By Denise Trull
So much of beautiful mystery surrounds the whole life of John the Baptist, from his very conception up until his tragic but triumphant death.
When Mary greeted Elizabeth at the Visitation, John leaped in his mother’s womb. This was John's first prophecy. He declared to his mother with a kick to her ribs that Mary was holding within her the King of the Universe. Elizabeth understood the meaning of this ecstatic leap because she was so connected to her son in the womb as all mothers are. With his leap, she was filled with the Holy Spirit and declared her beautiful words out loud to Mary, “Who am I that the mother of my Lord should come to me!”
Not even born yet, and John’s work had begun. This is the power and sanctity of the human person even in the womb: that even from the womb a small fetus somehow knew the LORD and mysteriously informed his mother. A small fetus, "of whom no man was to be greater" was an integral part of God's unfolding plan -- the Good News. What a wonder.
On this solemnity, this holy fetus is born into the light of day -- into the waiting world. The readings at Mass are filled with mystery and fire and wondrous anticipation. I am always struck by the words, this time of John's father, Zechariah, who writes his name for the first time and suddenly is able to speak that name aloud for all to hear. John. God is gracious.

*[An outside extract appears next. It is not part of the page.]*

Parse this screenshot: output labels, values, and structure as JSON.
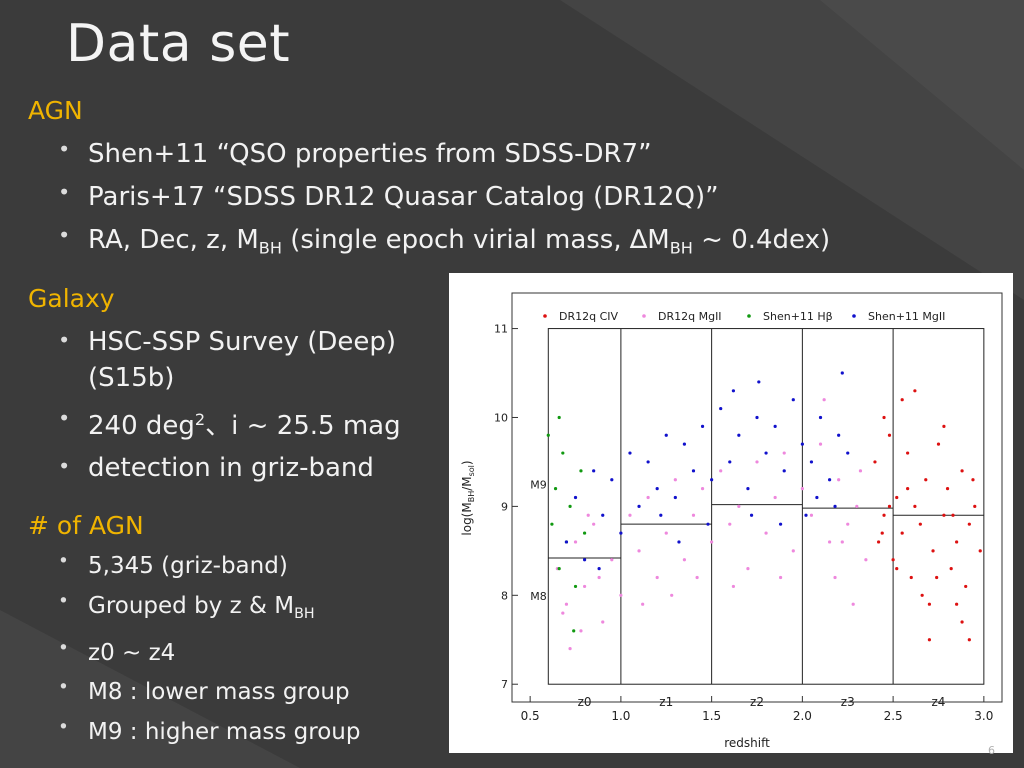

"Then fear came upon all their neighbors, and all these matters were discussed throughout the hill country of Judea. All who heard these things took them to heart, saying, "What, then, will this child be?”
It brings a bit of a smile to me to imagine the word spreading from one excited neighbor to another down through that hill county in thrilling whispers...what will this child be...what will this child be?
And they watched him grow, waiting for the answer.
There is no doubt that Jesus loved and openly admired John (what a thought to be admired by God) "as a man after His own heart." For elsewhere in the gospels He says,
"Truly I say to you, among those born of woman, there has arisen no one greater than John the Baptist. Yet even the least in the kingdom of Heaven is greater than he!”
This least Jesus is talking about is us, each member of His Church. And just as John the Baptist's neighbors asked that question about him, we as parents should ask that question about each of our own children with that same thrill, as the water is poured over their tiny heads, and chrism anoints them into the Heavenly Kingdom. "What will this child be?" Our job is to watch and pray and let them grow in the safety and peace of home, until they reveal their very particular purpose for being sent to us from God. It brings a thrill of mystery throughout their life, even from conception: why was this child sent to us?
In Confirmation we all receive that character which makes us priests, prophets, and kings. Priests because we can unite our prayers up at Mass for those we love and for the whole Church, kings because we are rulers over our own actions and responsibilities before God, and prophets because by our actions and words we reveal to others the wonderful truths of the one whom we serve.
We are all prophets sent to each other and to the Church. The one great question posed by the Church when we are baptized should be at the front of our mind each day: "What will this child be?” And our earnest reply as we live out our life must be, "Have I answered this question, yet?”
St. John the Baptist, help us live our answer by your prayers.